I'm working through a paper that involves a problem concerning the calculation of the Imaginary part of the derivative of the Hurwitz-Zeta function $\zeta_H(z,a)$ with respect to $z$, evaluated at a certain $-n$ such that $n \in \mathbb{N}_0$. More specifically, at a certain point I am faced with the expression \begin{equation} \Im Z = -\frac{1}{2} \Im\left[\zeta'_H\left(-1, \frac{1}{2} + i(a+b) \right)\right] -\frac{1}{2} \Im \left[\zeta'_H\left(-1, \frac{1}{2} + i(a-b) \right)\right] \end{equation} where $b > a > 0$.

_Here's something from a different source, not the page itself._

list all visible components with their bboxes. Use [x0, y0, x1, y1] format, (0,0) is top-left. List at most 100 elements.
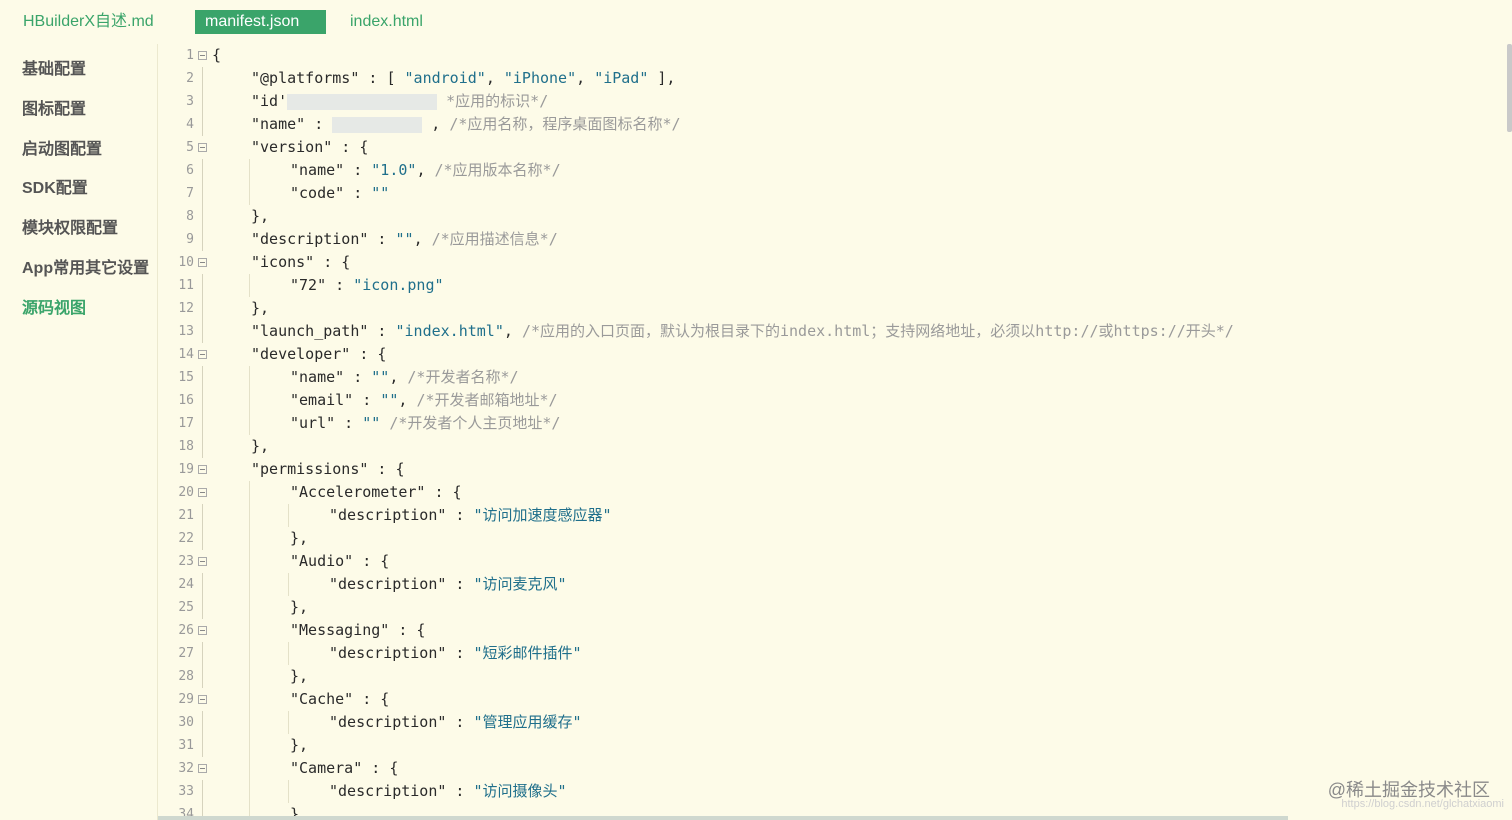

It can be shown that \begin{equation} \Im\left[\zeta'_H \left(-1, \frac{1}{2} + \frac{ix}{2} \right) \right] = \frac{1}{8 \pi} \left[ \text{Li}_2 \left(-e^{\pi x} \right) - \text{Li}_2 \left(-e^{-\pi x} \right) \right] \end{equation} And if I apply this in $\Im Z$, I end up with
\begin{equation} \Im Z = -\frac{1}{16\pi} \left[ \text{Li}_2 \left(-e^{2 \pi (a+b)} \right) - \text{Li}_2 \left(-e^{-2\pi(a+b)} \right) + \text{Li}_2 \left(-e^{2\pi(a-b)} \right) - \text{Li}_2 \left(-e^{-2\pi(a-b)} \right)\right] \end{equation}
However, the result they obtained in the paper is
\begin{equation} \Im Z = \frac{1}{8 \pi} \left[ \text{Li}_2 \left(-e^{-2 \pi (a+b)} \right) - \text{Li}_2 \left(-e^{-2\pi(b-a)} \right)\right] \end{equation}
So I'm wondering if there is any relation between dilogarithms that allows the transformation from what I obtained into the paper's result.